Ribuan ”alumnus” pendaki Merapi, khususnya alumnus jalur selatan lewat Kinahrejo, pasti mengenal Mbah Maridjan dan belajar mencintai alam darinya. Salah satu alumnus Merapi yang pernah menyatakan kebanggaannya sebagai pencinta alam ialah pakar politik almarhum Prof Dr Riswandha Imawan dari Universitas Gadjah Mada (UGM) ketika itu.
Komunitas anak muda pencinta gunung itu—jika mereka berkemah atau mendaki Merapi dari jalur Kinahrejo—pasti akan bersua dengan sosok Mbah Maridjan, yang oleh Keraton Yogyakarta diangkat sebagai juru kunci Merapi. Datang atau pergi, belum lega kalau belum sowan ”simbah”, pemilik base camp yang lengkap menyewakan balai-balai bambu luas untuk bergelimpang istirahat di rumahnya.
Sejak awal tahun 1980-an, tempat itu sebenarnya sudah menjadi ”area dan fasilitas publik”. Di kanan kiri rumah induknya berupa bangunan limasan, ada bangunan rumah yang saban hari menjadi warung tempat pendaki maupun pelancong melepaskan lelah: kopi, teh, kopi jahe, kacang rebus, mi instan, nasi goreng, nasi rames, rokok, sampai obat nyamuk. Malam Minggu, begitu banyak kaum muda reriungan di sana. Gunung dan imajinasi liar menyatu.
Mbah Maridjanlah yang memegang kata putus: kapan satu rombongan pendaki diizinkan naik, kapan tidak—karena ia tahu kondisi jalur pendakian aman atau berbahaya saat itu. Hiburan yang membuat kangen, dan mengesankan anak muda dan tetamunya, tentulah karena Simbah begitu ”licin” dalam berbahasa: kosakatanya liat, dan memang cerdik.
Ucapan-ucapan juru kunci Merapi yang dilantik Maret 1983 oleh Sultan Hamengku Buwono (HB) IX itu juga tidak linier, multidimensi, dan kaya metafor. Karena itu, sangat sering membuat orang dengan logika lurus terpeleset menafsirkannya.
Mengapa ia menjadi juru kunci Merapi? Ini bertalian dengan wilayah Merapi sebagai wilayah milik Keraton Yogyakarta. Keraton punya tradisi mengangkat juru kunci Merapi sebagai bagian dari ”pandangan dunia” lazimnya keraton Jawa, tentang garis magis imajiner antara Gunung Merapi, Keraton, dan Parangtritis di Pantai Selatan, Yogyakarta.
Di sebuah senja menjelang gerimis di tahun 2006, mendadak serombongan mahasiswa minta berteduh di kediamannya. Oom Piet, instruktur rombongan itu, ternyata sudah lama kenal Simbah, tapi begitu lama tak muncul di sana.

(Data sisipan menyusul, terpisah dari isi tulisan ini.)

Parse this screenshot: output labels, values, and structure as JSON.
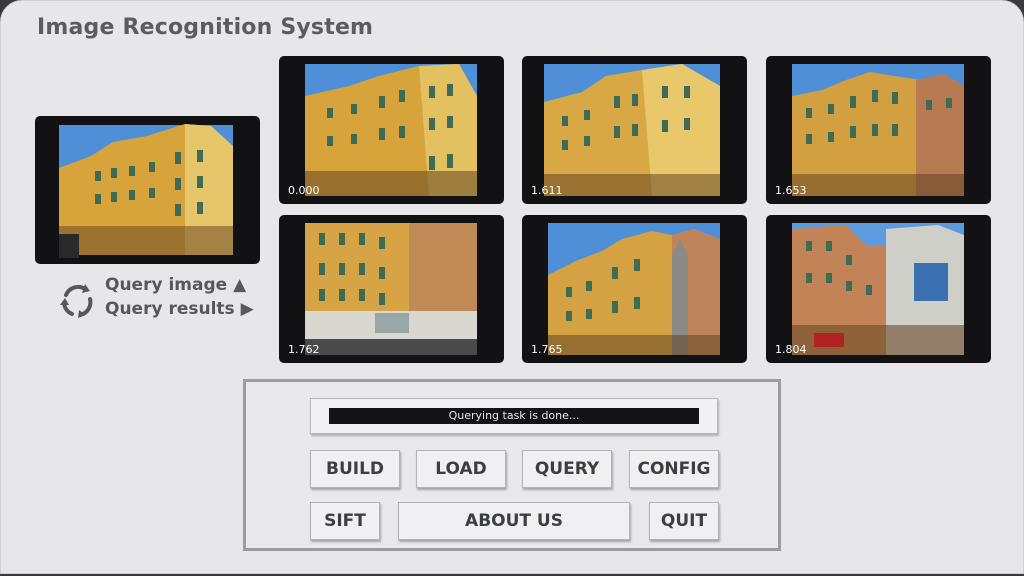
{
  "app": {
    "title": "Image Recognition System"
  },
  "query_image": {
    "label": "Query image ▲"
  },
  "results_label": "Query results ▶",
  "results": [
    {
      "score": "0.000"
    },
    {
      "score": "1.611"
    },
    {
      "score": "1.653"
    },
    {
      "score": "1.762"
    },
    {
      "score": "1.765"
    },
    {
      "score": "1.804"
    }
  ],
  "status": {
    "text": "Querying task is done..."
  },
  "buttons": {
    "build": "BUILD",
    "load": "LOAD",
    "query": "QUERY",
    "config": "CONFIG",
    "sift": "SIFT",
    "about": "ABOUT US",
    "quit": "QUIT"
  },
  "colors": {
    "window_bg": "#e7e7e9",
    "thumb_frame": "#121214",
    "sky": "#4f8fd8",
    "facade": "#d7a43c",
    "text": "#5a5c60"
  },
  "icons": {
    "legend": "refresh-cycle-icon"
  }
}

Mbah Maridjan spontan mengambil peci dan mengajak tamunya masuk ke rumah inti, limasan kecil di belakang bangunan joglo. Dan teh panas pun dihidangkan. ”Kebutuhan orang itu, ya, ’rasa kekurangan’ itu,” katanya, mendadak berkomentar tentang bencana banjir dan longsor di mana-mana akibat ulah manusia. ”Meski diberi sebanyak apa pun, manusia akan merasa kekurangan, karena kekurangan itulah kebutuhan manusia,” kata abdi dalem keraton yang punya gelar Mas Penewu Suraksohargo itu.
Kali lain, serombongan pelancong dari Jakarta datang mencari angin di Kinahrejo. Mbah Maridjan meneror: ”Maunya ke rumah Simbah cari resep ya Mas, jebule di sini sepet. Hohohoho... lha piye niku (Maunya ke rumah Simbah mencari kenyamanan ya Mas, ternyata di rumah simbah menjemukan. Bagaimana tuh),” kata Mbah Maridjan telak, membuyarkan imajinasi soal perikehidupan desa.
Selasa siang, tiga jam sebelum erupsi terjadi, Mbah Maridjan menemui utusan Ketua PB NU Hasyim Muzadi yang ingin berkunjung Rabu pagi. Dalam obrolannya, siang itu Mbah Maridjan berkali-kali mengungkapkan kekesalannya kepada para wartawan. Oleh sebab itu, ia selalu menolak diambil gambar oleh wartawan. ”Wartawan itu beritanya besar, tetapi sebenarnya faktanya kecil. Sedangkan kabar yang baik, mengapa justru menjadi jelek,” katanya dalam bahasa Jawa.
Ungkapan seperti itu boleh jadi menggambarkan kekecewaannya atas ruwetnya profesinya kini sebagai juru kunci Merapi, karena cara media massa membahasakannya.
Sebutlah ”pekerjaan” sebagai juru kunci, adalah ”pendakian” personalnya secara spiritual. Wilayah itu tak sepenuhnya bisa diterang-jelaskan, sebagaimana pengalaman puitik pada tradisi para kawi (sastrawan). Hal yang mirip, sepintas juga hidup pada komunitas wayang orang di Dusun Tutup Ngisor, Kecamatan Dukun, Magelang.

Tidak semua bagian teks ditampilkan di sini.